Nor will it be offering merchandising functions. All of these have been major selling points on other platforms that have more established audiences for video content. Facebook’s Instagram has, in fact, been using extra monetising perks as a unique selling point when wooing creators to its platform over YouTube.

For that reason, it’s likely we will see much more of that coming to Snapchat as it tries to grow its business, as a way of attracting more producers, and keeping companies creating content for the longer run rather than running away when the enthusiasm and/or budget of the marketing team runs out.

“We’ve been burning with funding for content, but then the funding runs out and you are left with the team or the classic pivot to video,” noted Alan Strange of Sky. “It’s a wasteland out there,” he said in reference to the sustainability of funding as a business model.

To be clear, Strange was referring of the general landscape — not to Sky itself, which he said has a lot of leeway to work on newer platforms like Snapchat as a way to build bridges to new audiences, beyond its current (and strong) core business in TV.

In the US, Snap has already begun allow Official Stories to utilise commerce functions, Saad pointed out.
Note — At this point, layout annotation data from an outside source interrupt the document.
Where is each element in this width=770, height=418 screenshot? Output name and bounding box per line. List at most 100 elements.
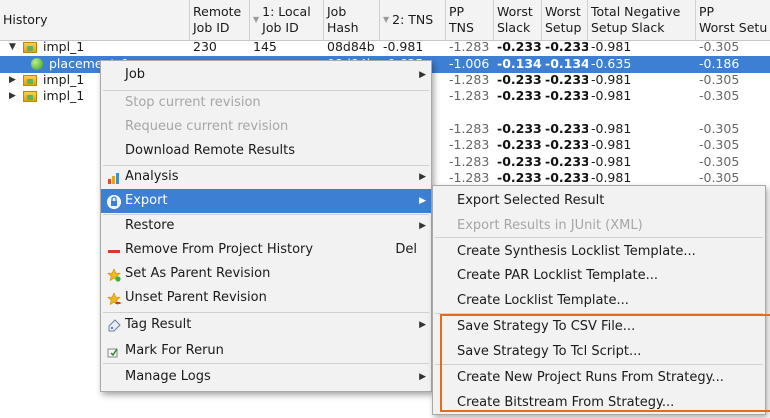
submenu-item-create-bitstream-from-strategy[interactable]: Create Bitstream From Strategy... bbox=[433, 391, 765, 415]
submenu-arrow-icon: ▶ bbox=[419, 372, 426, 382]
header-pp-tns[interactable]: PP TNS bbox=[446, 0, 494, 40]
table-cell: -0.981 bbox=[591, 154, 632, 169]
run-folder-icon bbox=[23, 74, 37, 86]
menu-item-export[interactable]: Export ▶ bbox=[101, 189, 431, 213]
menu-item-restore[interactable]: Restore ▶ bbox=[101, 214, 431, 238]
table-cell: -0.981 bbox=[591, 88, 632, 103]
collapse-icon[interactable]: ▼ bbox=[9, 39, 19, 56]
submenu-item-save-strategy-to-csv-file[interactable]: Save Strategy To CSV File... bbox=[433, 315, 765, 339]
header-local-job-id[interactable]: ▼ 1: Local Job ID bbox=[250, 0, 324, 40]
table-cell: -0.233 bbox=[545, 137, 588, 152]
table-cell bbox=[542, 104, 588, 121]
analysis-icon bbox=[107, 170, 121, 184]
table-cell: -0.981 bbox=[591, 121, 632, 136]
table-cell: -1.283 bbox=[449, 137, 490, 152]
star-icon bbox=[107, 267, 121, 282]
table-cell: -0.635 bbox=[591, 56, 632, 71]
run-name: impl_1 bbox=[43, 88, 85, 103]
expand-icon[interactable]: ▶ bbox=[9, 72, 19, 89]
submenu-item-create-par-locklist-template[interactable]: Create PAR Locklist Template... bbox=[433, 264, 765, 288]
menu-item-download-remote-results[interactable]: Download Remote Results bbox=[101, 139, 431, 163]
table-header: History Remote Job ID ▼ 1: Local Job ID J… bbox=[0, 0, 770, 41]
menu-item-analysis[interactable]: Analysis ▶ bbox=[101, 165, 431, 189]
header-label: Job Hash bbox=[327, 4, 359, 35]
table-cell: -1.283 bbox=[449, 39, 490, 54]
submenu-item-export-selected-result[interactable]: Export Selected Result bbox=[433, 189, 765, 213]
export-icon bbox=[107, 194, 121, 209]
table-cell: -0.981 bbox=[591, 137, 632, 152]
rerun-icon bbox=[107, 344, 121, 358]
submenu-arrow-icon: ▶ bbox=[419, 70, 426, 80]
expand-icon[interactable]: ▶ bbox=[9, 88, 19, 105]
tag-icon bbox=[107, 318, 121, 332]
header-remote-job-id[interactable]: Remote Job ID bbox=[190, 0, 250, 40]
table-cell: -0.233 bbox=[545, 39, 588, 54]
menu-item-tag-result[interactable]: Tag Result ▶ bbox=[101, 313, 431, 337]
table-cell: -0.233 bbox=[497, 39, 542, 54]
header-history[interactable]: History bbox=[0, 0, 190, 40]
submenu-item-create-synthesis-locklist-template[interactable]: Create Synthesis Locklist Template... bbox=[433, 240, 765, 264]
menu-item-label: Export bbox=[125, 193, 168, 208]
header-label: History bbox=[3, 12, 48, 27]
sort-desc-icon: ▼ bbox=[253, 15, 260, 24]
submenu-item-save-strategy-to-tcl-script[interactable]: Save Strategy To Tcl Script... bbox=[433, 340, 765, 364]
menu-separator bbox=[435, 313, 763, 314]
menu-item-label: Download Remote Results bbox=[125, 143, 295, 158]
table-cell: 08d84b bbox=[327, 39, 375, 54]
header-worst-setup[interactable]: Worst Setup bbox=[542, 0, 588, 40]
table-row[interactable]: ▼ impl_1 230 145 08d84b -0.981 -1.283 -0.233 -0.… bbox=[0, 39, 770, 56]
header-job-hash[interactable]: Job Hash bbox=[324, 0, 380, 40]
submenu-arrow-icon: ▶ bbox=[419, 172, 426, 182]
menu-item-label: Restore bbox=[125, 218, 175, 233]
menu-item-unset-parent-revision[interactable]: Unset Parent Revision bbox=[101, 286, 431, 310]
submenu-item-create-new-project-runs-from-strategy[interactable]: Create New Project Runs From Strategy... bbox=[433, 366, 765, 390]
header-label: Worst Setup bbox=[545, 4, 582, 35]
table-cell: -0.233 bbox=[497, 72, 542, 87]
shortcut-label: Del bbox=[395, 242, 417, 257]
header-label: Worst Slack bbox=[497, 4, 533, 35]
header-label: Remote Job ID bbox=[193, 4, 242, 35]
table-cell: -0.233 bbox=[545, 72, 588, 87]
submenu-item-export-results-in-junit-xml: Export Results in JUnit (XML) bbox=[457, 218, 643, 233]
menu-item-requeue-current-revision: Requeue current revision bbox=[101, 115, 431, 139]
header-tns[interactable]: ▼ 2: TNS bbox=[380, 0, 446, 40]
menu-item-label: Job bbox=[125, 67, 146, 82]
menu-item-label: Tag Result bbox=[125, 317, 192, 332]
table-cell bbox=[696, 104, 770, 121]
submenu-arrow-icon: ▶ bbox=[419, 196, 426, 206]
table-cell: -1.006 bbox=[449, 56, 490, 71]
table-cell: -0.233 bbox=[497, 154, 542, 169]
run-folder-icon bbox=[23, 90, 37, 102]
table-cell: -1.283 bbox=[449, 121, 490, 136]
table-cell: -0.233 bbox=[545, 121, 588, 136]
menu-separator bbox=[103, 363, 429, 364]
table-cell: -0.186 bbox=[699, 56, 740, 71]
menu-item-label: Unset Parent Revision bbox=[125, 290, 267, 305]
context-menu: Job ▶ Stop current revision Requeue current… bbox=[100, 60, 432, 392]
menu-item-manage-logs[interactable]: Manage Logs ▶ bbox=[101, 365, 431, 389]
table-cell: -0.981 bbox=[383, 39, 424, 54]
table-cell: -0.233 bbox=[497, 121, 542, 136]
menu-item-remove-from-project-history[interactable]: Remove From Project History Del bbox=[101, 238, 431, 262]
menu-item-mark-for-rerun[interactable]: Mark For Rerun bbox=[101, 339, 431, 363]
menu-separator bbox=[435, 364, 763, 365]
table-cell: -0.233 bbox=[545, 154, 588, 169]
run-folder-icon bbox=[23, 41, 37, 53]
table-cell: -0.233 bbox=[545, 88, 588, 103]
submenu-item-create-locklist-template[interactable]: Create Locklist Template... bbox=[433, 289, 765, 313]
menu-item-label: Stop current revision bbox=[125, 95, 261, 110]
header-pp-worst-setup[interactable]: PP Worst Setu bbox=[696, 0, 770, 40]
table-cell: -0.134 bbox=[545, 56, 588, 71]
table-cell: -0.305 bbox=[699, 121, 740, 136]
export-submenu: Export Selected Result Export Results in … bbox=[432, 185, 766, 415]
header-total-negative-setup-slack[interactable]: Total Negative Setup Slack bbox=[588, 0, 696, 40]
menu-item-job[interactable]: Job ▶ bbox=[101, 63, 431, 87]
submenu-arrow-icon: ▶ bbox=[419, 320, 426, 330]
table-cell: -1.283 bbox=[449, 72, 490, 87]
header-worst-slack[interactable]: Worst Slack bbox=[494, 0, 542, 40]
history-cell: ▼ impl_1 bbox=[0, 39, 190, 56]
unstar-icon bbox=[107, 291, 121, 306]
menu-item-label: Requeue current revision bbox=[125, 119, 289, 134]
menu-item-label: Set As Parent Revision bbox=[125, 266, 271, 281]
menu-item-set-as-parent-revision[interactable]: Set As Parent Revision bbox=[101, 262, 431, 286]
For now that has been centered around the “swipe up” gesture to buy items shown in videos. “There are no plans to introduce that in the UK immediately,” Saad said, although he also added that it will likely appear over time.

“Commerce is an important part,” he said of the test, “and we are always looking at new ways for Snapchatters to access a catalog” of merchandise. The long-term aim, he said, “is to build a mobile wallet that allows a Snapchatter to swipe up and purchase goods using their safely storied details. That’s the world we want to get to, and it’s only a matter of time.”

The longer term trajectory, if Shows follows the success of Discover, are that it will be a big opportunity for Snap potentially. Discover launched in January 2015 with 18 brand partners, and now there are more than 100 partners globally.

So far, the time spent watching Shows on Snapchat globally has more than tripled since the beginning of the year, Snap said, with 21 unique Shows in Discover reaching a monthly active audience of over 10 million viewers globally in Q3.